Confiscating ‘suspected heroin’ Convenient alibi ?

Time to raise certain questions. Not uncommon, in fact very often, it is that one comes across the term, ‘suspected’ qualifying any contraband stuffs confiscated from anyone or anywhere and so it is that it is more often a case of ‘suspected heroin, suspected so and so on stuff’ seized and the identified person handed over to so and so police station etc. In the face of the police or any law enforcing agency unable to scientifically deduce that the seized items are indeed banned drugs, it is acceptable that the seized items are qualified by the term ‘suspected’ but it gets dicey when no further reports come forth on whether the ‘suspected seized’ stuffs are indeed drugs or not. Making things more uncomfortable is the possibility that the term ‘suspected’ can prove to be legal loopholes and it does not take any wizardry to work out that in the long time it takes for the Court to come to a conclusion, many things can happen. If arms can go missing from the Arms Kote of Manipur police and which made news all over the place not so long back, there is no reason not to believe that anything can happen to the ‘seized stuffs’ and qualifying the confiscated items with the term ‘suspected’ can certainly be exploited. Time for all concerned to look into this matter and the police ought to keep the people updated on the status of the ‘suspected stuffs’ seized. If laboratory tests of further investigations reveal that the seized items are not drugs or any banned stuffs then a clarification should be issued, at least to clear the name/s of the person/s from whom the items were seized. Not politicising it, but this is a point which political parties, particularly those sitting on the Opposition bench, can and should raise in the run up to the Assembly election. Poke where it matters and this is perhaps the best way to let the police stop playing with words such as ‘suspected’ and how can anyone be arrested on the mere suspicion that he or she is a carrying some ‘suspected contraband stuff ?’

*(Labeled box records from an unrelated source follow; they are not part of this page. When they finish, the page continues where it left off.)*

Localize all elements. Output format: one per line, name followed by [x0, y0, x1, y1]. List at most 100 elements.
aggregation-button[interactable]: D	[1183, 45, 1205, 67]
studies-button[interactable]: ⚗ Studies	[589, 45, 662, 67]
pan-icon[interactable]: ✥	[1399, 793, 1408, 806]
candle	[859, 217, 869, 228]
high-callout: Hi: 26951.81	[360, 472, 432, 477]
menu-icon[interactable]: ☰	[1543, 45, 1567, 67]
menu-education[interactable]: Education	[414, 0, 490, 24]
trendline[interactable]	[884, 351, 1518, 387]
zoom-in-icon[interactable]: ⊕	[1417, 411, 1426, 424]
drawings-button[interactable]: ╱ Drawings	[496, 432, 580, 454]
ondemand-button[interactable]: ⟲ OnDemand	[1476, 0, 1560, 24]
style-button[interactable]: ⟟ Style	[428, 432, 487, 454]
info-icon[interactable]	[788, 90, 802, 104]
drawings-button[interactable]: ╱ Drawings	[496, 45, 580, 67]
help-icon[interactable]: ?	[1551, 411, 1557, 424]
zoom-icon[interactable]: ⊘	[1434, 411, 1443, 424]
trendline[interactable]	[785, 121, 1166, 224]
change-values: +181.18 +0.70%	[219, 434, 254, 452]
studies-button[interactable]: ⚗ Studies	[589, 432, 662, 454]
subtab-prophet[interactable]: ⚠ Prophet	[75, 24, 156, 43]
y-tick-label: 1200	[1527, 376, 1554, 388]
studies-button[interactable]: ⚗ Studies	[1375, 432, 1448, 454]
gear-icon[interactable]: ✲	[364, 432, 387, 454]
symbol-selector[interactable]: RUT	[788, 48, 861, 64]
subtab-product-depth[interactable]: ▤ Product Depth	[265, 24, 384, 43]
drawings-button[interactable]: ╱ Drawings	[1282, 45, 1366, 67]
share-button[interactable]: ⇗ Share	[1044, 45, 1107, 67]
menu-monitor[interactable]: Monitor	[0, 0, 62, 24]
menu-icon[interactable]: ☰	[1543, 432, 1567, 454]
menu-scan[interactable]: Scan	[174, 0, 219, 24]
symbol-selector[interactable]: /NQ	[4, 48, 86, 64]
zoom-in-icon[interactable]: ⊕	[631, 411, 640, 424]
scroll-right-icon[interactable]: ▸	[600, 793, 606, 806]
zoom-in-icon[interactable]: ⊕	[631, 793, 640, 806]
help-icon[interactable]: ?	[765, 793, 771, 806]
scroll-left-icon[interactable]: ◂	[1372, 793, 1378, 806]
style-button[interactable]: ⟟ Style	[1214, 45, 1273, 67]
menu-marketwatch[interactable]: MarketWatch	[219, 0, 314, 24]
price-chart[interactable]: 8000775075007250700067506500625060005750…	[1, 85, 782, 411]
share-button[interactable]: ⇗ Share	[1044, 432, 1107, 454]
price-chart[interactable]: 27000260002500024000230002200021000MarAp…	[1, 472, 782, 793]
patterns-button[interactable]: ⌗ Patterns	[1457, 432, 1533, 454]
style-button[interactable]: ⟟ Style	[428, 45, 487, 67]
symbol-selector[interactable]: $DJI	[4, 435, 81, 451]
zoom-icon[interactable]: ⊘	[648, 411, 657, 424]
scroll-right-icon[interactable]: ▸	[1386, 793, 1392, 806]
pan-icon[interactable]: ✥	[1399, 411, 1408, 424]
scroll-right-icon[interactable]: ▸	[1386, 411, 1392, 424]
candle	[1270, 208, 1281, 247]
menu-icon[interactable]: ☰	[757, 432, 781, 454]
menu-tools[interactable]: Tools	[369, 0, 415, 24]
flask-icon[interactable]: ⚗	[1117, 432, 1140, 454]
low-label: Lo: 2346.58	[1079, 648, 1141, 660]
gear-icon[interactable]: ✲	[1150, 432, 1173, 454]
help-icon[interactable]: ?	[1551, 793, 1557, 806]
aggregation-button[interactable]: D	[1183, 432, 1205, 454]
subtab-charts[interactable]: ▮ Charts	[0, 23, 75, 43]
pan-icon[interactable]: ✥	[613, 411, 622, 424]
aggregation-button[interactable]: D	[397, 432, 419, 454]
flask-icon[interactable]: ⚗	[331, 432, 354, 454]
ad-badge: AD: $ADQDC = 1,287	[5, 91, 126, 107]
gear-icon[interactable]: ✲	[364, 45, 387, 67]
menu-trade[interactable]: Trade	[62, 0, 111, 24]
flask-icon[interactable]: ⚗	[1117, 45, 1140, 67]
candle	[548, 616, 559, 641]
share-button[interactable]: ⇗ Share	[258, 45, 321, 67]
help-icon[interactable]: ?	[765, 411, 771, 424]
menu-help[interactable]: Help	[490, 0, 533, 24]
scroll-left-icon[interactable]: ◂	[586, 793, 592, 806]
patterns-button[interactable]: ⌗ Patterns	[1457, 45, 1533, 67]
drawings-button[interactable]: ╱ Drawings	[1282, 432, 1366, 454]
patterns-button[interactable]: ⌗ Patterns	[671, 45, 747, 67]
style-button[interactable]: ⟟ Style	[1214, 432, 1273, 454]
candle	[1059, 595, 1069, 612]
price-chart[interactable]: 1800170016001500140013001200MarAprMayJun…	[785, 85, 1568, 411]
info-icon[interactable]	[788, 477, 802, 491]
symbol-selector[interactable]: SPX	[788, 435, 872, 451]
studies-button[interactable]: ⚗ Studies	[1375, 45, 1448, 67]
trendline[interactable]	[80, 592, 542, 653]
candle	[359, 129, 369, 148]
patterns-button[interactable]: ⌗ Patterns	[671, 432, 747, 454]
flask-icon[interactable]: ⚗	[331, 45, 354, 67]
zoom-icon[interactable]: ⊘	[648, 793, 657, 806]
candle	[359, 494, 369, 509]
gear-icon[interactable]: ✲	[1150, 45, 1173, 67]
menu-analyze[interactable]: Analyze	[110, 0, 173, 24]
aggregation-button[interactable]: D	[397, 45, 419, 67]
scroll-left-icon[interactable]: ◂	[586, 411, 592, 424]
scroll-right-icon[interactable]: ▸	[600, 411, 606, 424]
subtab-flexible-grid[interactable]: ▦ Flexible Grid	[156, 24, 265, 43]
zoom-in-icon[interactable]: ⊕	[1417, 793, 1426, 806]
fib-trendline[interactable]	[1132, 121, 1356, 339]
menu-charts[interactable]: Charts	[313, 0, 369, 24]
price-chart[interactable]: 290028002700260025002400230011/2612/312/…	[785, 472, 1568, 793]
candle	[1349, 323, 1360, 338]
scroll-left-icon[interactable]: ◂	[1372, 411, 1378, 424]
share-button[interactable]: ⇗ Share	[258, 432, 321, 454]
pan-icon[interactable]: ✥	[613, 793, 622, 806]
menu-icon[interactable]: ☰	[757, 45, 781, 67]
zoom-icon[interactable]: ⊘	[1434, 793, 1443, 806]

Time to give more teeth to the ‘War on Drugs’ slogan. And the first step towards this would be to do away with the usage of all ambiguous terms such as ‘suspected’ for in the long run, such a term can only be exploited by those behind the smuggling ring. It has also been noted that so far no drug kingpin has been arrested as a follow up measure to the numerous cases of drugs being seized from all over, particularly from the Imphal-Moreh road. Common sense more than says that the man or woman caught  with the consignment of drugs on the road can at best be couriers, who have been roped in to ferry the banned items for a fee. What are the follow up steps that have been taken so far ? Why are the law enforcing agencies silent on this ? Can the slogan ‘War on Drugs’ have any meaning by arresting some pushers from the streets of Imphal and other places and from Imphal-Moreh route ? The answer should be easy to everyone. For the Government to give more teeth to the drive against drugs and its trafficking, the call of the hour is go for the big fishes. Or is this too tall an order, having political implications ? This is another question worth raising and raise one should.